The allocations, according to the report were made after the monthly meetings of the Federation Account Allocation Committee (FAAC) in 2018.
The current sources of revenue flow into the Federation Account are collected by agencies of the Federal Government with little or no contributions from state or local government council.
While the Federal Government and its agencies under the administration of President Muhammadu Buhari received a total sum of N3.48 trillion, States and local government councils shared a total sum of N4.5 trillion in 2018.
Comparatively, in 2017 the Federal Government and its agencies had received N2.5 trillion, while the other tiers of government shared N3.3 trillion.

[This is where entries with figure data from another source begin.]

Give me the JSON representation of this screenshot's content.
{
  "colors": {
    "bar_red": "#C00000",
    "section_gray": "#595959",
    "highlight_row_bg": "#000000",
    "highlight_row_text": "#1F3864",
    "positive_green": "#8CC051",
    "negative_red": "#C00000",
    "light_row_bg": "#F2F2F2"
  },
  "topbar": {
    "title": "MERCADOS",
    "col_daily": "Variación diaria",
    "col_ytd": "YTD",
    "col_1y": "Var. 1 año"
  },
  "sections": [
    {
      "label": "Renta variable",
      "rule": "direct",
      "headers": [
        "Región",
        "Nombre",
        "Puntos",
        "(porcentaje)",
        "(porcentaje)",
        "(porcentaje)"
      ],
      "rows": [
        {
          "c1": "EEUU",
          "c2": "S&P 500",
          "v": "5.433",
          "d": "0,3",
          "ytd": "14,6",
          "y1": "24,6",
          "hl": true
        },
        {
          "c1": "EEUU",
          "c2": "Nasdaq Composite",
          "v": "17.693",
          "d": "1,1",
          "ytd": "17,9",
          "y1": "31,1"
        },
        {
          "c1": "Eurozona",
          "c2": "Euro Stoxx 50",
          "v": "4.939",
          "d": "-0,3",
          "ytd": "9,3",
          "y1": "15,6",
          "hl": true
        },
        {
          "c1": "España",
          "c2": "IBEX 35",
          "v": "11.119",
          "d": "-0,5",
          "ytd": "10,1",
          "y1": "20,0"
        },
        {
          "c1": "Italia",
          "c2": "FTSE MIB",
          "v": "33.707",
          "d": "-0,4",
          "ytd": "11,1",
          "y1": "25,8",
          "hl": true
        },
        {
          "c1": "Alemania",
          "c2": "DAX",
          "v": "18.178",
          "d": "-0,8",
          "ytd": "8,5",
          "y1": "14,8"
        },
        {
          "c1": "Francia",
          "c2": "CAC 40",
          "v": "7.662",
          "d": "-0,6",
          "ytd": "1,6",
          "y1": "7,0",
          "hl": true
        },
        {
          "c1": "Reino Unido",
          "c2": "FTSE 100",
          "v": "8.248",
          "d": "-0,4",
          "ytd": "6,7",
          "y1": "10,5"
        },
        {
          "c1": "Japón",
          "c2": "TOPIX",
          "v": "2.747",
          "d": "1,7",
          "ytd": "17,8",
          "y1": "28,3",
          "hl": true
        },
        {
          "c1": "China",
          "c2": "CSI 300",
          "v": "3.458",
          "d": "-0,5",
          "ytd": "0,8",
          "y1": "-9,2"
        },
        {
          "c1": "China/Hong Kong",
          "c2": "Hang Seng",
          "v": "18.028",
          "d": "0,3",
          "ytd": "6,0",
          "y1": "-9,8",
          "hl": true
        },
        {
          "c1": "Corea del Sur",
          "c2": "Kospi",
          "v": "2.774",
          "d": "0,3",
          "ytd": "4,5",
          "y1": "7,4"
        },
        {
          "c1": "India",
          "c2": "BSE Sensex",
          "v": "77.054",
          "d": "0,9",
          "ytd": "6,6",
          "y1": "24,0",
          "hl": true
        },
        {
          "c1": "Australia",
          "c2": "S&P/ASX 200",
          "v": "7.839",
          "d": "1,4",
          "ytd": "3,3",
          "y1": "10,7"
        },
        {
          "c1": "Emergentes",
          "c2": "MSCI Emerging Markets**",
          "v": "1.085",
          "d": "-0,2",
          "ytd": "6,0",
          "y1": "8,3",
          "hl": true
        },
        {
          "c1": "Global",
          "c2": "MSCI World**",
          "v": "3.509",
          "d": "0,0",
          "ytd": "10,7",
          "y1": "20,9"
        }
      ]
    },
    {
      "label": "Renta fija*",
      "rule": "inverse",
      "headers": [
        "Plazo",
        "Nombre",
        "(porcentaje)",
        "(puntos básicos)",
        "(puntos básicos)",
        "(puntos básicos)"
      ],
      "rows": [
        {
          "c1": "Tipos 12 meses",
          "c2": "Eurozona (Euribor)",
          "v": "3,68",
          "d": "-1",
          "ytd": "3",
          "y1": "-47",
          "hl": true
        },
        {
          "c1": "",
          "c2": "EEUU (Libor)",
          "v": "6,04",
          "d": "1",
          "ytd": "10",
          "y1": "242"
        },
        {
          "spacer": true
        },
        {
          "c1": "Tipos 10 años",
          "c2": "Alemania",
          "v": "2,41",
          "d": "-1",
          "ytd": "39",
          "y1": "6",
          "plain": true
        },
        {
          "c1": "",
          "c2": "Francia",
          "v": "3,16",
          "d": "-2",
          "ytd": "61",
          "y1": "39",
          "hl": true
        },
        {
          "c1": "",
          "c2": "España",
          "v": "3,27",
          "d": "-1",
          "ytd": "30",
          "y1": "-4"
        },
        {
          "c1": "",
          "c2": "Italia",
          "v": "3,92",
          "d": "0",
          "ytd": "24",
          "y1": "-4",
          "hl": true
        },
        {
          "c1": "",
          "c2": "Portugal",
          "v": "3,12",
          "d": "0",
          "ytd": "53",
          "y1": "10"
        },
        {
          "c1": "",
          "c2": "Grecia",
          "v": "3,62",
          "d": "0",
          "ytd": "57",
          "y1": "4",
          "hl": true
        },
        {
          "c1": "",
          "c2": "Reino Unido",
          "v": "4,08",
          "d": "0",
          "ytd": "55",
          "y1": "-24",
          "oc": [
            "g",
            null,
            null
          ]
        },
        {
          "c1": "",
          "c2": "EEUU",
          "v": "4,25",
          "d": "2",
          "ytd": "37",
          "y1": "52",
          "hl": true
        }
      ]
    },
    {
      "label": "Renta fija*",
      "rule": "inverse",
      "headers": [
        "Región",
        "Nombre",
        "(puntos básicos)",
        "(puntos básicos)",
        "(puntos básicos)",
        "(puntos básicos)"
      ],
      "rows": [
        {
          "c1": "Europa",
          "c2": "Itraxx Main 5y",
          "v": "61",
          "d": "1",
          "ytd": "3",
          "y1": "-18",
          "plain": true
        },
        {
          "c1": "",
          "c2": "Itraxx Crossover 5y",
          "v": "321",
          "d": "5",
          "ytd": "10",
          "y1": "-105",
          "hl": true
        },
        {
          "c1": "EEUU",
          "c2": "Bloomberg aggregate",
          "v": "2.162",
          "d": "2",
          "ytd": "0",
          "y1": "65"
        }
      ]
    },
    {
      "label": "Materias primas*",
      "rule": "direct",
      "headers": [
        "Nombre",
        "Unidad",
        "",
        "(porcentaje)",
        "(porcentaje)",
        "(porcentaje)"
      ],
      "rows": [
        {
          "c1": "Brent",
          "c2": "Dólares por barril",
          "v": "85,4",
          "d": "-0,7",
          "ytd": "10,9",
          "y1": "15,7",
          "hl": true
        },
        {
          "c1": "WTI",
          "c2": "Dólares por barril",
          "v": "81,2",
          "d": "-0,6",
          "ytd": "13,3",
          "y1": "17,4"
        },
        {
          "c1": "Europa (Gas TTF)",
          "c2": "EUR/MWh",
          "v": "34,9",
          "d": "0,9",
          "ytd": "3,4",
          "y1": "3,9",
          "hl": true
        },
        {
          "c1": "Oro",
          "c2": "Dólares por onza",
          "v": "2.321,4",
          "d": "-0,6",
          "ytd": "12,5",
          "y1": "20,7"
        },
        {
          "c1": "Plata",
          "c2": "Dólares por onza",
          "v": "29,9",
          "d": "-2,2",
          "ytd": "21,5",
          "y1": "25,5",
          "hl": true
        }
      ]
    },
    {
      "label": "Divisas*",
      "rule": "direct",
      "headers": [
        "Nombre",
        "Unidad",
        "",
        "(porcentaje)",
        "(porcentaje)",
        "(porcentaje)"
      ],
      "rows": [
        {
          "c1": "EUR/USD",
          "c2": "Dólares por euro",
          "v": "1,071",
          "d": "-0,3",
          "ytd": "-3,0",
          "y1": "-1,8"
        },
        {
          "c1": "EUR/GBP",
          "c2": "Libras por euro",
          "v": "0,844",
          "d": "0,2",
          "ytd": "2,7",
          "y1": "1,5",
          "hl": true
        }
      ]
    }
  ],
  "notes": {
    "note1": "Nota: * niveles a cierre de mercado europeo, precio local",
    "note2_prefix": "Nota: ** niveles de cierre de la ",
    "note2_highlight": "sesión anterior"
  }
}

In its annual detailed investigative report with a table of figures, the Economic Confidential disclosed that among the state recipients, Delta is ranked first as the highest recipient of gross allocation with a total sum of N285bn in the twelve months of 2018.
It is followed by Akwa State N272bn, Lagos N260bn, Rivers N237bn and Bayelsa N192bn. The five states cumulatively, cornered over a quarter (25%) of the total allocation for the States and local government councils in Nigeria in 2018.
Among the 10 highest recipients from the Federation Account in 2018 included: Kano State which got N183bn, Katsina N138bn, Oyo N131bn, Kaduna N131bn and Borno State N122bn.
The report further disclosed that Edo and Ondo which are oil-producing states got N112bn and N108bn respectively, while another state in the South-South, Cross River State merely received N91bn.
Nigeria’s intelligence economic magazine further, informed that factors that influence allocations to states and local government councils from the Federation Account include: Population, Derivation, Landmass, Terrain, Revenue Effort, School Enrolments, Health Facilities, Water Supply and Equality of the beneficiaries.
The revenue generating agencies to the Federation Account are the Nigerian National Petroleum Corporation (NNPC), Federal Inland Revenue Service (FIRS), Nigeria Customs Service (NCS) and Department of Petroleum Resources (DPR).
The revenues come from Export Crude Sales, Domestic Crude Sales, LPG, NLNG, Petroleum Profit Tax (PPT), Company Income Tax (CIT), Withholding Tax (WHT), Import Duty, Excise Duty, Royalties, Gas Flared and miscellaneous oil revenue such as Oil Prospecting License and oil Mining Licence.